The mothering experience is not something a man can truly appreciate or relate to. Despite good intentions and best efforts, our husbands can feel like nuisances as they fawn over our enlarged breasts, and complain about their sexual needs being neglected. This is human nature. Biology has made it so that women have zero desire to be intimate with their husband and prefer to focus all their energy on that little helpless baby. We’re getting our serotonin buckets filled there, but our husbands still crave us. A new moms emotional support lifelines are usually other moms – her mom, sisters, and friends. The new mom just wants her husband to stop fondling her and go wash the baby bottles or do some laundry.

Another thing that really helped was hiring a mother’s helper for a few hours a week. If my husband had to work late, I had no idea how I was going to safely wash a baby in the bathtub, dress and nurse her, while simultaneously also making sure a toddler was safe in the tub and got his diaper on afterwards. Hiring an extra set of hands was the best investment we could have made in our marriage at that time. Not only did she help with whichever kid I wasn’t tending to, but she did laundry, and eventually minded both kids so that my husband and I could take a few hours together to exercise or sit in the hot tub. Game changer #2.

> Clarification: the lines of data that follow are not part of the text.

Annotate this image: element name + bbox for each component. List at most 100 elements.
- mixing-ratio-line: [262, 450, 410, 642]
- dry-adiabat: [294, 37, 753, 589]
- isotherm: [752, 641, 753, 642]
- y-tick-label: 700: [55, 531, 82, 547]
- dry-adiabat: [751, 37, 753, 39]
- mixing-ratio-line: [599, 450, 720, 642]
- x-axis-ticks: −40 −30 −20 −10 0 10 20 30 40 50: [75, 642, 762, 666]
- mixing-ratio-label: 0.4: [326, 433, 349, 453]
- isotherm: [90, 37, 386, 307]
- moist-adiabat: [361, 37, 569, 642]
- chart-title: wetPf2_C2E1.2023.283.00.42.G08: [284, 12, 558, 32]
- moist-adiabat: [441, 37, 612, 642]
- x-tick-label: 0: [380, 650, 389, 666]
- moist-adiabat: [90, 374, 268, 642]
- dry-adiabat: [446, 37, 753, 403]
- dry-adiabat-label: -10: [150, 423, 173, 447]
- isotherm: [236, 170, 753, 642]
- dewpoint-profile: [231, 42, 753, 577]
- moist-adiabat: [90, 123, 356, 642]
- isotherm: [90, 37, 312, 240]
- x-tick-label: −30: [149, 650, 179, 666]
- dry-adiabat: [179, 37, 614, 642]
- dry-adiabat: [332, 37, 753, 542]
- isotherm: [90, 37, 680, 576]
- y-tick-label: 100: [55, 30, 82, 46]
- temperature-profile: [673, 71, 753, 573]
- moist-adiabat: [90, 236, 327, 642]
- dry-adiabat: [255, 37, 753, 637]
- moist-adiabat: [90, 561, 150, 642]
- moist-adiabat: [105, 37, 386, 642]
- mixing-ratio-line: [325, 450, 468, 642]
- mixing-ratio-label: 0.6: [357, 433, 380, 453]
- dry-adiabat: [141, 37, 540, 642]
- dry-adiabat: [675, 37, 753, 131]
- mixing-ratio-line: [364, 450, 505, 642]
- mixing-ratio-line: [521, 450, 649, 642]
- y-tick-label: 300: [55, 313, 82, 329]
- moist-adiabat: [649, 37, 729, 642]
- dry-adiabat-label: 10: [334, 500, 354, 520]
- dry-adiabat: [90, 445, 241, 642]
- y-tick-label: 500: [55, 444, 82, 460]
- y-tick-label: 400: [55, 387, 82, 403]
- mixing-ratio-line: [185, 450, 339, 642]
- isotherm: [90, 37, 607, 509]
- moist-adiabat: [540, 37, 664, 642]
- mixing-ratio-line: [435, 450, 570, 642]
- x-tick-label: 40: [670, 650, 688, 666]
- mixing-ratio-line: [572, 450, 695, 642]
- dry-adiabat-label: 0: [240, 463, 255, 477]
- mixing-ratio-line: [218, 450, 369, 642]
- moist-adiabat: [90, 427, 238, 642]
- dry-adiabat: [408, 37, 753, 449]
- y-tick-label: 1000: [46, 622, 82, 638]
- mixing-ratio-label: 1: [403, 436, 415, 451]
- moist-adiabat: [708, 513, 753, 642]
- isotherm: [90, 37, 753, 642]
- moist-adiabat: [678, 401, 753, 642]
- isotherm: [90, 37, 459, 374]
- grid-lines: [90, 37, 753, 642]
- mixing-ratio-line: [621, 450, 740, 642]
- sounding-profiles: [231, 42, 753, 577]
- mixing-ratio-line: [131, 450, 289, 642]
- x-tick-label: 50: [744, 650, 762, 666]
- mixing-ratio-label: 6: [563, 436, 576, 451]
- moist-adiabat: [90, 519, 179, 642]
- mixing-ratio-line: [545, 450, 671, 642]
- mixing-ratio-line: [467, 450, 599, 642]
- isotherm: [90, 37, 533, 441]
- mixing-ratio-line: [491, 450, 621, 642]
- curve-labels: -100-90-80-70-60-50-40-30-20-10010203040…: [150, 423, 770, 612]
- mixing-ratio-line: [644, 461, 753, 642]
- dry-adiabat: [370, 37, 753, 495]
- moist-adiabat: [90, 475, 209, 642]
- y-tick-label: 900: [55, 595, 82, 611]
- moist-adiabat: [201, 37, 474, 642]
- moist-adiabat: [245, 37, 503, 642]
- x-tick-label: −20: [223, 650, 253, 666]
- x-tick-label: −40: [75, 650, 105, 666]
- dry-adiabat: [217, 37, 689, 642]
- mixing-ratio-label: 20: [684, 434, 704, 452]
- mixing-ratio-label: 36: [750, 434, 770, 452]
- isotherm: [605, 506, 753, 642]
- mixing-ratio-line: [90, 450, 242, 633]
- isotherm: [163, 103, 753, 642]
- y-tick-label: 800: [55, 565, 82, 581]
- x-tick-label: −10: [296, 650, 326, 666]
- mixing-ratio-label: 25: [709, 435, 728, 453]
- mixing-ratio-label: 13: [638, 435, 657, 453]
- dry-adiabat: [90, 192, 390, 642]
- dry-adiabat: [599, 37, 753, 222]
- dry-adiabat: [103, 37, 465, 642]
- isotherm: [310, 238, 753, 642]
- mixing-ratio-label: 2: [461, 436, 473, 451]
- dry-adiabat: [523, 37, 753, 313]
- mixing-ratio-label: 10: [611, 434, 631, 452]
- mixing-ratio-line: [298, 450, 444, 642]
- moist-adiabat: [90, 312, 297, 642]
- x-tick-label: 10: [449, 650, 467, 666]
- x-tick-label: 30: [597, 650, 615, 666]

If you don’t have kids, please don’t judge those that do. Or, at least, if you do judge us, keep it to yourself. Before I had kids, I had all sorts of judgments of parents and their kids. I thought and said to my husband, “When we have kids, let’s do… [insert my way that would be different and presumably better].” Once I became a parent, I learned that you can’t plan for everything to go the way you would have liked. I never thought I’d be a slave to my kid’s nap schedule, but there I was hunkered down every weekend afternoon from 1-4pm because a well rested child makes the rest of the day easier and more fun. And, my kids don’t nap on the go — believe me, I tried. A cranky, overtired child makes the rest of the day unnecessarily hard.

What I know for sure is that it gets easier as the kids get older and you begin to reconnect with the parts of yourself you lost in pregnancy and the early years of parenting. You get to do things for yourself without kids again. Your hormones rebalance and you enjoy physical intimacy again. And, if you have the right partner, you grow together through it, not apart because of it. 

So, dear new parents, be extra kind and patient with each other knowing that no one is operating at their best when they have babies. Raising a baby can be very stressful especially for momma with all the wild hormones. Dads, give her some space and trust in the foundation you built before the baby came along.

And, please enjoy the new baby sweetness! They grow up so fast and, before you know it, you’ve nursed for the last time and changed your last diaper. But, you don’t always know when it will be the last time that you snuggle them in the rocking chair or hold their hand in public, so treasure the special moments that each day brings. Maybe even write some down to share with your kiddo when they’re older.